Some experts are even saying that it is a problem of factions that are to be typically controlled by the central leadership, which has not been happening in Congress for quite some time now. Both the younger leaders who exited, Scindia and Pilot headed their respective factions in Madhya Pradesh and Rajasthan. They both wanted more power/representation for their own supporting camps or even themselves. While Pilot vehemently tried all his tactics to become the Rajasthan chief minister, Scindia wanted a more significant role in the state of Madhya Pradesh. However, neither of them at the end could attain their goals. Some on one side have said that both of these young leaders could have been given their shares in the respective states and they would be appeased and their demands met. However, there is also an alternative narrative that suggests that neither of the two had enough MLAs backing them for the Congress’ bosses to put complete faith in them.

Difficult path ahead

It is now being predicted by some that the Nehru-Gandhi family’s task becomes even more difficult now after Scindia and Pilot’s exit. Mani Shankar Aiyar, former Congress union minister said Scindia and Pilot were both ‘best friends’ with Rahul Gandhi. “It was their proximity to him that created the mythology of the older generation versus the younger, engaged in a life-and-death tussle to climb the maypole of prominence in the Congress. There were other youngsters who were more modest in their ambitions and in their achievements. They are the ones who remain in the ranks of the faithful. It is the high achievers who leave for what they believe to be richer pastures.”

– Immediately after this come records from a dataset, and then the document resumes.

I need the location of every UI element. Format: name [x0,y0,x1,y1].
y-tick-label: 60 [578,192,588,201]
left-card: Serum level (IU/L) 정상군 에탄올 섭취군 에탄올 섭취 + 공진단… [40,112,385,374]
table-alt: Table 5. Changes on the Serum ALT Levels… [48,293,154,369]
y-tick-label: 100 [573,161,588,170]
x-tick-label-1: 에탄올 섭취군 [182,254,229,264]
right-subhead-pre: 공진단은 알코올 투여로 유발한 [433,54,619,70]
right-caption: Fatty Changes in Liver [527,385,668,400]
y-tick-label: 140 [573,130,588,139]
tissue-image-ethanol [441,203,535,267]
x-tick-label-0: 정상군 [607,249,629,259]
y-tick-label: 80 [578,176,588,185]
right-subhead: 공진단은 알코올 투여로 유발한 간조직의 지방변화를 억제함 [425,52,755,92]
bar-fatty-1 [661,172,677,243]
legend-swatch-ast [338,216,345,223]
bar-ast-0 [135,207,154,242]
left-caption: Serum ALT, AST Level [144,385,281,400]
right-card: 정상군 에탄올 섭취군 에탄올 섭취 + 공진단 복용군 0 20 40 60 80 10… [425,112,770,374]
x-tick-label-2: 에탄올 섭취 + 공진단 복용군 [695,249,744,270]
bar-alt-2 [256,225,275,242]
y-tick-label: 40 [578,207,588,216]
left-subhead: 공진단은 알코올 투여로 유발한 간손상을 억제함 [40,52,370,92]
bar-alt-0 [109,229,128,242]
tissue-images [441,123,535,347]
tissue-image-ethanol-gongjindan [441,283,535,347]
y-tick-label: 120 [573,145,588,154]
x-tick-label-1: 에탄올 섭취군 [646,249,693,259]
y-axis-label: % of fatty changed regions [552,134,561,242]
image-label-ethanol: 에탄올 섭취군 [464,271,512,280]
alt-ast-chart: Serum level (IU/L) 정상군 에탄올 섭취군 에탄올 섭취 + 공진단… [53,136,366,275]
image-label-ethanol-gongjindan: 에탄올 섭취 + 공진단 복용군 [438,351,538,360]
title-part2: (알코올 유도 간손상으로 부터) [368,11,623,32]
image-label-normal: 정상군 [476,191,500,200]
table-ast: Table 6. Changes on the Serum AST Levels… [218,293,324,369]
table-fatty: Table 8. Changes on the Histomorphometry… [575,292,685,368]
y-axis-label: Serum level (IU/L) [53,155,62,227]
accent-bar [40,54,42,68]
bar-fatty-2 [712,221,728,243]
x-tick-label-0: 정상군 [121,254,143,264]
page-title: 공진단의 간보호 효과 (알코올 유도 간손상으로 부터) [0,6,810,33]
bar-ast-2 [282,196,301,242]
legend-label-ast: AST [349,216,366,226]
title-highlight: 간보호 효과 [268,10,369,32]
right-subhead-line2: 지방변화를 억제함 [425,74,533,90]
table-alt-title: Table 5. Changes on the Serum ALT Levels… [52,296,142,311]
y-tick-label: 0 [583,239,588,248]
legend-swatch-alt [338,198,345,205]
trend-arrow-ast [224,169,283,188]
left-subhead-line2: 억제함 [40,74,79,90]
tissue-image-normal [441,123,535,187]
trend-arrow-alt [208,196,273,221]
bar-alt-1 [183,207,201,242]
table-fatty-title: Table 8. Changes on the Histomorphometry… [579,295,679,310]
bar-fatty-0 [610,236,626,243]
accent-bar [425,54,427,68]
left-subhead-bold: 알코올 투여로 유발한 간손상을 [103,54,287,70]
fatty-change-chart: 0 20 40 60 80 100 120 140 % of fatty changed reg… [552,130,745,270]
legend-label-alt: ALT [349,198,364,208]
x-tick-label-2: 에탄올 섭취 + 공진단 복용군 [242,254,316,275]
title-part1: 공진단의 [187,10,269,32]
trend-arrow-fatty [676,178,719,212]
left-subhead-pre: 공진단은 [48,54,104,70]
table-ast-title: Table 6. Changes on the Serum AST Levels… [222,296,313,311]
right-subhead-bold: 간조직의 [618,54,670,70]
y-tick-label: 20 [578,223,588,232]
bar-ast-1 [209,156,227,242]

So, finally, the lesson for Congress should be that it needs a reliable, hands-on leader who enjoys the confidence of the party. But the options always boil down to — Rahul, Sonia or Priyanka Gandhi Vadra, this is in the party’s DNA and any one of them will do. However, this takes the difficulty level a notch higher with not much left to do in the Central government or even in the states. What will happen? Only time will tell.